The Moline High School Hall of Honor committee is looking for a few good Maroons.
Bill Burrus, chairman of the committee and former high school principal, said he is looking to get as many names as possible submitted for the 2019-2020 class of Hall of Honor inductees. Those selected will join the ranks of past honorees and Moline luminaries, such as Bob “Mr. Thanksgiving” Vogelbaugh” and former Moline Mayor Stan Leach.
The honor recognizes Moline High School graduates who have achieved distinction in professional, public and/or community services, and individuals who have had a positive influence in the lives of others.
“It’s one of the few hall of honors or hall of fames that’s not just athletics, not just performing arts, not just successful people in business and community,” Burrus said. “It’s all of those.”
Nominees must have graduated from Moline at least ten years before being considered for the honor. All previous nominations that have been submitted remain on file with the committee and will be considered, along with new nominations.
The nine-member selection committee accepts nominations throughout the year, but forms must be filed by Aug. 1 in order to be considered for this year’s class of inductees. Forms must either be postmarked by that date or dropped off to the office at Moline High School. The form is available online, mhs.molineschools.org/apps/news/article/1003835.
Honorees will be announced in the fall. The induction dinner and ceremony is planned for Jan. 24.
Burrus said the last class of honorees was selected four years ago, and the committee has only received one nomination since that time.
“That’s why we’re really looking to get more nominations from Moline graduates of their classmates who have really done something significant in their professional lives, for their communities, helping others,” Burrus said. “It’s a wide category for selection.”

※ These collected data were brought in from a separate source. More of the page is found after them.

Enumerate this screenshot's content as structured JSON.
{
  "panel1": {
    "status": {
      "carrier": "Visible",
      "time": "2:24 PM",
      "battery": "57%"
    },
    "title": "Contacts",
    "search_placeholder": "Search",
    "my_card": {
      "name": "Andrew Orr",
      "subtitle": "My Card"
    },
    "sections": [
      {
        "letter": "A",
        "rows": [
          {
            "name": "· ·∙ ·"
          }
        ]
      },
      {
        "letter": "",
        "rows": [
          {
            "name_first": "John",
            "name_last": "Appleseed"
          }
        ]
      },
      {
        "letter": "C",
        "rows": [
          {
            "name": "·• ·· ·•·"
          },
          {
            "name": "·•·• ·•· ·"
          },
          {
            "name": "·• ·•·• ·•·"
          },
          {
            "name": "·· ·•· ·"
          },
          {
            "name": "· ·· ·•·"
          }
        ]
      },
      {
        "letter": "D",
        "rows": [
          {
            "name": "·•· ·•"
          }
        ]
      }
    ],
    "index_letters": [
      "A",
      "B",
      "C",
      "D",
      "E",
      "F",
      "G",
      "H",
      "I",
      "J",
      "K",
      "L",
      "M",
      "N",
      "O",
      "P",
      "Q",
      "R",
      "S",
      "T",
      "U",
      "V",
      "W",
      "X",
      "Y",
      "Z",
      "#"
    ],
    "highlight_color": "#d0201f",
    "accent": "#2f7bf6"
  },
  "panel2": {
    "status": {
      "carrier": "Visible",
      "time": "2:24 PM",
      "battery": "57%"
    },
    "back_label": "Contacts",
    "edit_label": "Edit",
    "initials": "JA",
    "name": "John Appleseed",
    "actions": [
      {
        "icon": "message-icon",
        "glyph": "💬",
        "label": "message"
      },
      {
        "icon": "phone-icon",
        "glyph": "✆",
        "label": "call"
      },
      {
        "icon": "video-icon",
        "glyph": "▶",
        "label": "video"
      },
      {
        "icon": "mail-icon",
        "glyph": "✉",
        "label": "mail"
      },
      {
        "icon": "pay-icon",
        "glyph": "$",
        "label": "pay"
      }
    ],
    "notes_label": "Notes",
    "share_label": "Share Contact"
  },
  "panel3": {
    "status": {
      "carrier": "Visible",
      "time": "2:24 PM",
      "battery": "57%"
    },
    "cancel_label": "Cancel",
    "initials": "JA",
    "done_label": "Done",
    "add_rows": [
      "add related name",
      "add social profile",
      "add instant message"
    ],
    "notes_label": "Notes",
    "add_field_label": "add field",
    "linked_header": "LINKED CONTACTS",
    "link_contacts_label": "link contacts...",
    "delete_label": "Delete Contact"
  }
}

Burrus said the Hall of Honor has been in place for 20 years, but new this year is the digital display located at the Bartlett Performing Arts Center at the high school. The interactive display allows students and visitors to view photos and biographies of honorees. Burrus said he hopes students and visitors get a taste of the spectrum of accomplishments of Moline alums.
“It’s extremely important for those new graduates to look to the past, to see what potentials, what possible futures lie ahead that they can accomplish as well,” Burrus said.
Burrus said the former display area for the Hall of Honor plaques turned into a wall of windows during the construction of the performing arts center. He said the new display is in a prominent location for all to interact with and the digital display means the committee will not have to worry about running out of display cases in which to feature honorees.